Given a non-empty special binary tree consisting of nodes with the non-negative value, where each node in this tree has exactly two or zero sub-node. If the node has two sub-nodes, then this node's value is the smaller value among its two sub-nodes. More formally, the property root.val = min(root.left.val, root.right.val) always holds.

Given such a binary tree, you need to output the second minimum value in the set made of all the nodes' value in the whole tree.
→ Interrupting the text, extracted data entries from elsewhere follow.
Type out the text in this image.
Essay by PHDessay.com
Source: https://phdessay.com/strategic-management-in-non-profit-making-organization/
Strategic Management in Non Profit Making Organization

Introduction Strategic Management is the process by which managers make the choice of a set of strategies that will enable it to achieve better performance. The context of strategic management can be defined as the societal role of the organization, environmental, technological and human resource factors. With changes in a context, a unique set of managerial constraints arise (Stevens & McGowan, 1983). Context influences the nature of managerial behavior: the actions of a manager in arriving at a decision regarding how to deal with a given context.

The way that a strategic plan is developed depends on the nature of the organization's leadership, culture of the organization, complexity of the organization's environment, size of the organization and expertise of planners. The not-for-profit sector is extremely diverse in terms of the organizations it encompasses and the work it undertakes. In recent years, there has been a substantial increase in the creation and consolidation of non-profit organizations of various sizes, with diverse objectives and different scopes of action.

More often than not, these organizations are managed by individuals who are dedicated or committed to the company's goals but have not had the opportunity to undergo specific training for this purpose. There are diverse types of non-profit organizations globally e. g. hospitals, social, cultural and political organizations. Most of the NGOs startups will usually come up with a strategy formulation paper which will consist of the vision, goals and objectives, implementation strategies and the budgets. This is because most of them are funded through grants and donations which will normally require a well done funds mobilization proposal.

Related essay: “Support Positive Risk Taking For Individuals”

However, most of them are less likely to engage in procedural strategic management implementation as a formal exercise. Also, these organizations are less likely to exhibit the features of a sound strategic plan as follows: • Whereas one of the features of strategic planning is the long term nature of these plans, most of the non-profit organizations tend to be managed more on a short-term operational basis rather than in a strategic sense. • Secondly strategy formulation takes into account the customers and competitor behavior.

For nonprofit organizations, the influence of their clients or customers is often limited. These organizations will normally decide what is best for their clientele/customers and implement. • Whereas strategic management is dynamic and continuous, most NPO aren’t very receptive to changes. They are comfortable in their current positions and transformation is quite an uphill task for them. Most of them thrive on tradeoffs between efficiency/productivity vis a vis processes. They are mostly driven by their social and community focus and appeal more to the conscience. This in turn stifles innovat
If no such second minimum value exists, output -1 instead.

Example:

Input: root = [2,2,5,null,null,5,7]
Output: 5
Explanation: The smallest value is 2, the second smallest value is 5.

Approach:

C++

#include <bits/stdc++.h>
using namespace std;
//struct for treenode
struct TreeNode
{
    int data;
    TreeNode *left;
    TreeNode *right;
    TreeNode(int data)
    {
        this->data = data;
        this->left = NULL;
        this->right = NULL;
    }
};

bool flag = false;
void dfs(TreeNode *root, int min1, int &secMin)
{
    if (!root)
        return;
    if (root->data > min1 && root->data <= secMin)
    {
        secMin = root->data;
        flag = true;
    }
    dfs(root->left, min1, secMin);
    dfs(root->right, min1, secMin);
}
int findSecondMinimumValue(TreeNode *root)
{
    if (root == NULL)
        return -1;
    if (root->left == NULL && root->right == NULL)
        return -1;
    int secMin = INT_MAX;
    flag = false;
    dfs(root, root->data, secMin);
    if (flag == true)
        return secMin;
    else
        return -1;
}

int main()
{
    TreeNode *root = new TreeNode(2);
    root->left = new TreeNode(2);
    root->right = new TreeNode(5);
    root->right->left = new TreeNode(5);
    root->right->right = new TreeNode(7);

    cout << findSecondMinimumValue(root);

    return 0;
}